= Opening sentence =

First sentence of a literary work

The opening sentence or opening line stands at the beginning of a written work. The opening line is part or all of the opening sentence that may start the lead paragraph. For older texts the Latin term incipit ('it begins') is in use for the very first words of the opening sentence.

==Function==
As in speech, a personal document such as a letter normally starts with a salutation; this, however, tends not to be the case in documents, published articles, essays, poetry, lyrics, general works of fiction and nonfiction. In nonfiction, the opening sentence generally points the reader to the subject under discussion directly in a matter-of-fact style. In journalism, the opening line typically sets out the scope of the article.

In fiction, authors have much liberty in the way they can cast the beginning. Techniques to hold the reader's attention include keeping the opening sentence to the point, showing attitude, shocking, and being controversial. One of the most famous opening lines, "It was the best of times, it was the worst of times", starts a sentence of 118 words that draws the reader in by its contradiction.
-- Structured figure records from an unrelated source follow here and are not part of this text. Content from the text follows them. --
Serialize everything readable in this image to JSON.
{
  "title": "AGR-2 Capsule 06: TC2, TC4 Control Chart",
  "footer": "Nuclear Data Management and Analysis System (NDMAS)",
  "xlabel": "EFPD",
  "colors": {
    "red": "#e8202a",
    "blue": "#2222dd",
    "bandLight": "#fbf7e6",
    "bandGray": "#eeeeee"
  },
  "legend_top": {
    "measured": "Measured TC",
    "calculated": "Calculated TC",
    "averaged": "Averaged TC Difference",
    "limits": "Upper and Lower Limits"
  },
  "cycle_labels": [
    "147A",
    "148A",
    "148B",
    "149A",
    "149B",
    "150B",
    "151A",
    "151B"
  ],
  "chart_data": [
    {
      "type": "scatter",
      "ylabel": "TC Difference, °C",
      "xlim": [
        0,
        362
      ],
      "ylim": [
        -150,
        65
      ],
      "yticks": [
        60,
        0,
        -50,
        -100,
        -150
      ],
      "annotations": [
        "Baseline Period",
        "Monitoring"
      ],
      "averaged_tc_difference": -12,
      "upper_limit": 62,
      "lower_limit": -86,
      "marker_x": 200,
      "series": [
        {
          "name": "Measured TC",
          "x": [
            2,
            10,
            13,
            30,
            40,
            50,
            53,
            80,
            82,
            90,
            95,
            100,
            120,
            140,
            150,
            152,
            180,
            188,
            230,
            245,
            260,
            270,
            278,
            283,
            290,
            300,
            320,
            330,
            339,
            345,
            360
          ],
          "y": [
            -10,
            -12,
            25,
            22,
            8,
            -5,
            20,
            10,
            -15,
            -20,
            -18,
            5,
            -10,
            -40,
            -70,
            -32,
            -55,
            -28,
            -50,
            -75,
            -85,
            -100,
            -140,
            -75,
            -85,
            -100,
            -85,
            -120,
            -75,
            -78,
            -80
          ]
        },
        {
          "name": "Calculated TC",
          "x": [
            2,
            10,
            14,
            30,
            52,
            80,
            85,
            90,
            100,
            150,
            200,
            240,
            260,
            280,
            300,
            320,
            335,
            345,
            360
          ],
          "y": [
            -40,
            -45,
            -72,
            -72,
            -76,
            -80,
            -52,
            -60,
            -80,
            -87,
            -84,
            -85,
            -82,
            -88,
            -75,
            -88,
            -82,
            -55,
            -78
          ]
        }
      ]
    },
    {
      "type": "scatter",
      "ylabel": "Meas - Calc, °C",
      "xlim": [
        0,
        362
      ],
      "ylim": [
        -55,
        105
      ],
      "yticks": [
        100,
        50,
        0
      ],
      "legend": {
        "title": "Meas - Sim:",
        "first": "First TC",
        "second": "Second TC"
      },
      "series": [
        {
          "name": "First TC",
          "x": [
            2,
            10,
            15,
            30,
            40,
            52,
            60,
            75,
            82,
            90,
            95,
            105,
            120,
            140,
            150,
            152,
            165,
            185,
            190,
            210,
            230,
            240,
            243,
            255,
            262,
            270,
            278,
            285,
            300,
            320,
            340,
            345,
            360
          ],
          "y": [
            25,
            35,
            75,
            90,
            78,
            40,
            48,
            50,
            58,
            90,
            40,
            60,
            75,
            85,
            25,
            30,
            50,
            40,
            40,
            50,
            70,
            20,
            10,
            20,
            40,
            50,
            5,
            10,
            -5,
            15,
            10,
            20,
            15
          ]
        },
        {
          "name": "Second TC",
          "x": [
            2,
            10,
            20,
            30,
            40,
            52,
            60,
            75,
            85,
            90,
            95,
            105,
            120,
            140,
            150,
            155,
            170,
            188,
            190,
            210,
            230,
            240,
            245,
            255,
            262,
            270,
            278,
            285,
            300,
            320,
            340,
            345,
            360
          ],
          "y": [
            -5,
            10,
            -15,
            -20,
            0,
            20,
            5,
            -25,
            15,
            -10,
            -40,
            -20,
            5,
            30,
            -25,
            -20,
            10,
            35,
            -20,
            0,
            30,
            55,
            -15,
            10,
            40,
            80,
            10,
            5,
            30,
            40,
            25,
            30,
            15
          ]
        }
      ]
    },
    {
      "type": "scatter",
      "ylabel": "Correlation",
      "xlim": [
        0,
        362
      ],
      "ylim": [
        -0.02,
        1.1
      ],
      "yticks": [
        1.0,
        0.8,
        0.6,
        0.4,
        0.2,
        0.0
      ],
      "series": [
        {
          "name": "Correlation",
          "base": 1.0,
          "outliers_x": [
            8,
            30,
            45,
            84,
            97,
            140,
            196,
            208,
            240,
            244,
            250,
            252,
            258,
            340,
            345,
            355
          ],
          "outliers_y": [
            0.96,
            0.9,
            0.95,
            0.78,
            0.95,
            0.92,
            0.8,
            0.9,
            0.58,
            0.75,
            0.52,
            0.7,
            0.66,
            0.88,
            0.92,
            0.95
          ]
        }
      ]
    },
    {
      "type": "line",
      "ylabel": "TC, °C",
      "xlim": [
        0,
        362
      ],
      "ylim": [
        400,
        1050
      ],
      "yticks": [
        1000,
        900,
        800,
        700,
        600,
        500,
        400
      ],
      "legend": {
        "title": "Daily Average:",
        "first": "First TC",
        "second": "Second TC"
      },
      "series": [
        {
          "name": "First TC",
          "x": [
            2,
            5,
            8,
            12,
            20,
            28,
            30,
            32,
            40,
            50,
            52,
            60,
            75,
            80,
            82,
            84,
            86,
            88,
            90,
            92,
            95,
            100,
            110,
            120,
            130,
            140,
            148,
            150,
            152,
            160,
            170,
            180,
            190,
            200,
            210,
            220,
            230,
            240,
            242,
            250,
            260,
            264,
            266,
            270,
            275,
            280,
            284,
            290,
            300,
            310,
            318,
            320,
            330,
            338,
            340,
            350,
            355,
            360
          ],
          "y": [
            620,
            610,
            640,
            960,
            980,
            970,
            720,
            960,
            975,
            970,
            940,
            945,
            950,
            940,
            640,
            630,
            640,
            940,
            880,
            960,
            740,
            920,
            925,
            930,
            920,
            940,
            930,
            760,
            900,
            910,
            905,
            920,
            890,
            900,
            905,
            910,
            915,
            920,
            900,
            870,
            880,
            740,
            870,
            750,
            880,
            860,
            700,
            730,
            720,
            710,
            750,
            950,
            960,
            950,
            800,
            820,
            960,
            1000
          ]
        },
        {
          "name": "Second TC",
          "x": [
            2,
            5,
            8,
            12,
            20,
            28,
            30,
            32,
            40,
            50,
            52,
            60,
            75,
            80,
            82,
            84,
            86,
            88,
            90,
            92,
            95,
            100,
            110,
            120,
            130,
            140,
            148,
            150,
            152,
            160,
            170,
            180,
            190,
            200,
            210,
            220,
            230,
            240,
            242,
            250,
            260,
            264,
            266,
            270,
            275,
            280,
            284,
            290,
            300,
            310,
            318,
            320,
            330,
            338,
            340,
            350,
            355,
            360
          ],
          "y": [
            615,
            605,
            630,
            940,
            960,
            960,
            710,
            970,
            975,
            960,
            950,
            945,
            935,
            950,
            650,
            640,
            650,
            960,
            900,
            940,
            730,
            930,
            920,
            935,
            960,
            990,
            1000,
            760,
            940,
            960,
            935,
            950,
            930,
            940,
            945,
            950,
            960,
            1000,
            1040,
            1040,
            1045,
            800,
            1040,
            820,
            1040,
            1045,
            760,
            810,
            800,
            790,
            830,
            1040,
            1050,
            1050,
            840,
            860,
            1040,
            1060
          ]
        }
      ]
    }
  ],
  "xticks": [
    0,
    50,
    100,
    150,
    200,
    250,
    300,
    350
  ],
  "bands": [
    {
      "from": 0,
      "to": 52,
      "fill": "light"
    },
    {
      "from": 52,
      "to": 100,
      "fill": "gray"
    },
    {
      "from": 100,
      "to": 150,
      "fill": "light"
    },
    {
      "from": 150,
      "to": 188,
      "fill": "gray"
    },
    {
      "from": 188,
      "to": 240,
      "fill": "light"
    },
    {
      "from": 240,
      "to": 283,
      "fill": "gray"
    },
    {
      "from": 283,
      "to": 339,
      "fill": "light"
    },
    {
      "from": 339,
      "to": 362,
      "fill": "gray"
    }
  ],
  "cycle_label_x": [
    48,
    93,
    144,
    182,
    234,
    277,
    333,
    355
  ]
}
Moby-Dick's "Call me Ishmael." is an example of a short opening sentence. The first sentence of the novel Yes contains 477 words. Formulaic openings are generally avoided, but expected in certain genres, such as fairy tales beginning "Once upon a time...".

==Satire==
Inspired by the opening, "It was a dark and stormy night...", the annual tongue-in-cheek Bulwer-Lytton Fiction Contest invites entrants to compose "the opening sentence of the worst of all possible novels", and its derivative, the Lyttle Lytton Contest, for its equivalent in brevity.

==As title==
The opening sentence may sometimes be also used as the title for the work; the Latin for this is incipit, meaning 'the first part' or 'the beginning'. In this way papal encyclicals and bulls are titled according to their incipits.